Parkinson’s Disease: Autumn
When I woke for school the next day the sky was uniform & less than infinite
with the confusion of autumn & my father
as he became distant with disease the way a boy falls beneath the ice,
before the men that cannot save him—
the cold like a forever on his lips.
Soon, he was never up before us & we’d jump on the bed,
wake up, wake up,
& my sister’s hair was still in curls then, & my favorite photograph still hung:
my father’s back to us, leading a bicycle uphill.
At the top, the roads vanish & turn—
the leaves leant yellow in a frozen sprint of light, & there, the forward motion.

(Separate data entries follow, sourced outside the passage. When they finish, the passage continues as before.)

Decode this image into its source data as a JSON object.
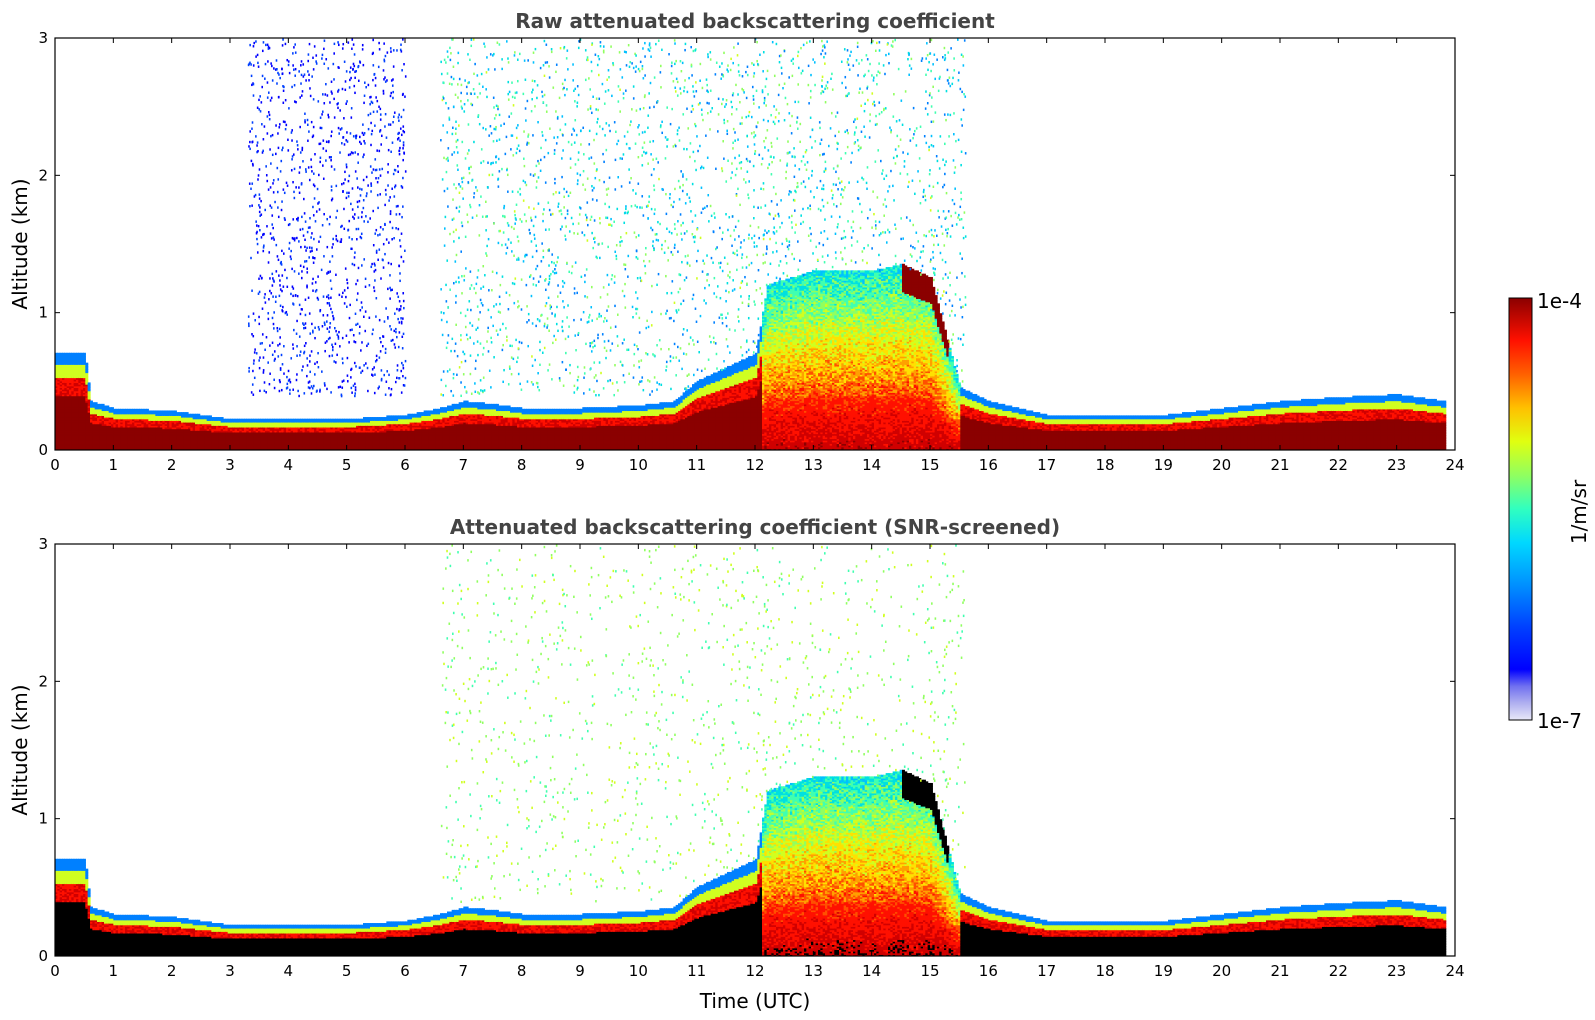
{
  "chart_data": [
    {
      "type": "heatmap",
      "title": "Raw attenuated backscattering coefficient",
      "ylabel": "Altitude (km)",
      "xlabel": "",
      "xlim": [
        0,
        24
      ],
      "ylim": [
        0,
        3
      ],
      "xticks": [
        "0",
        "1",
        "2",
        "3",
        "4",
        "5",
        "6",
        "7",
        "8",
        "9",
        "10",
        "11",
        "12",
        "13",
        "14",
        "15",
        "16",
        "17",
        "18",
        "19",
        "20",
        "21",
        "22",
        "23",
        "24"
      ],
      "yticks": [
        "0",
        "1",
        "2",
        "3"
      ],
      "screened": false,
      "layer_top_km": {
        "time": [
          0,
          0.5,
          0.6,
          1,
          2,
          3,
          4,
          5,
          6,
          6.6,
          7,
          7.5,
          8,
          9,
          10,
          10.6,
          11,
          11.5,
          12,
          12.2,
          13,
          14,
          14.5,
          15,
          15.5,
          16,
          17,
          18,
          19,
          20,
          21,
          22,
          23,
          23.8
        ],
        "top": [
          0.7,
          0.7,
          0.35,
          0.3,
          0.28,
          0.22,
          0.22,
          0.22,
          0.25,
          0.3,
          0.35,
          0.33,
          0.3,
          0.3,
          0.32,
          0.35,
          0.5,
          0.6,
          0.7,
          1.2,
          1.3,
          1.3,
          1.35,
          1.25,
          0.45,
          0.35,
          0.25,
          0.25,
          0.25,
          0.3,
          0.35,
          0.38,
          0.4,
          0.35
        ]
      }
    },
    {
      "type": "heatmap",
      "title": "Attenuated backscattering coefficient (SNR-screened)",
      "ylabel": "Altitude (km)",
      "xlabel": "Time (UTC)",
      "xlim": [
        0,
        24
      ],
      "ylim": [
        0,
        3
      ],
      "xticks": [
        "0",
        "1",
        "2",
        "3",
        "4",
        "5",
        "6",
        "7",
        "8",
        "9",
        "10",
        "11",
        "12",
        "13",
        "14",
        "15",
        "16",
        "17",
        "18",
        "19",
        "20",
        "21",
        "22",
        "23",
        "24"
      ],
      "yticks": [
        "0",
        "1",
        "2",
        "3"
      ],
      "screened": true
    }
  ],
  "colorbar": {
    "label": "1/m/sr",
    "max_label": "1e-4",
    "min_label": "1e-7",
    "colors": [
      "#e8e8f8",
      "#b0b0f0",
      "#7070f0",
      "#0000ff",
      "#0040ff",
      "#0080ff",
      "#00c0ff",
      "#00e0e0",
      "#40ffb0",
      "#90ff60",
      "#d0ff20",
      "#ffe000",
      "#ffa000",
      "#ff5000",
      "#ff1000",
      "#d00000",
      "#8b0000"
    ]
  }
}
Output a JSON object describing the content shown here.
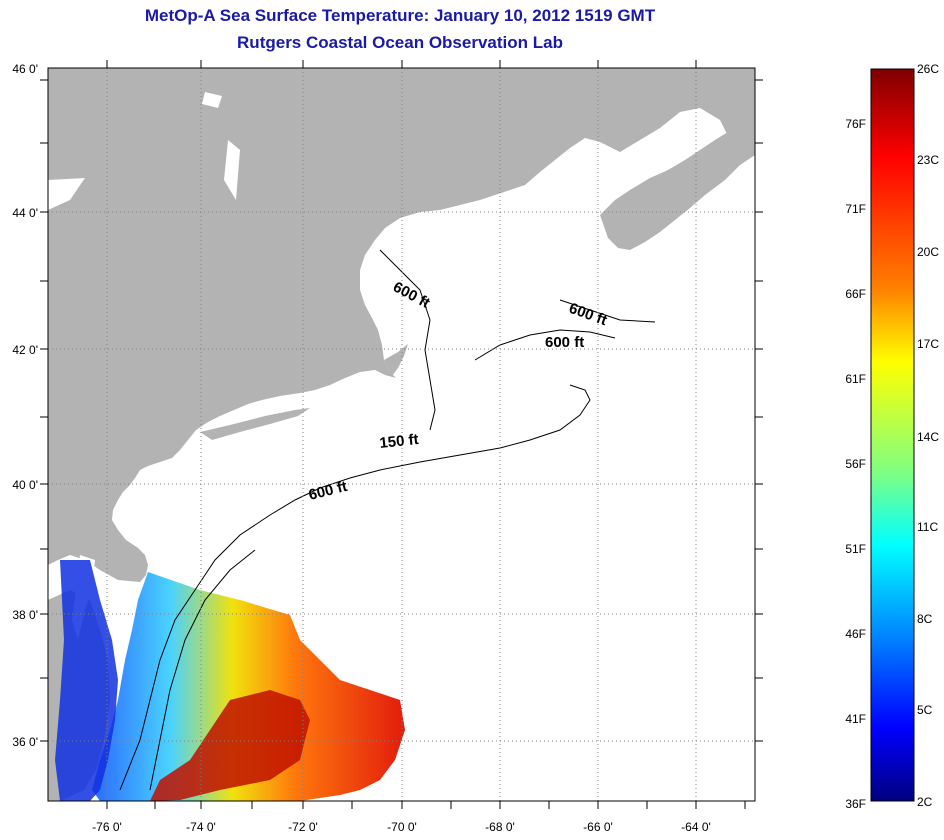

The nights I laid in the crutch of my parents’ doorway & dreamt awake,
listened like a field of snow,
I heard no answer. Then sleepless slept in my own arms beneath the window
to the teacher’s blank & lull—
Mrs. Belmont’s lesson on Eden that year. Autumn: dusk:
my bicycle beside me in the withered & yet-to-be leaves,
& my eyes closed fast beneath the mystery of migration, the flock’s rippled wake:
Copyright © 2018 by Andrés Cerpa. Originally published in Poem-a-Day on September 7, 2018, by the Academy of American Poets.
“My father was diagnosed with early onset Parkinson’s disease in 2001. He was forty-five years old, and I was eleven. This poem lives in the mysteries between diagnosis and a degenerative future.”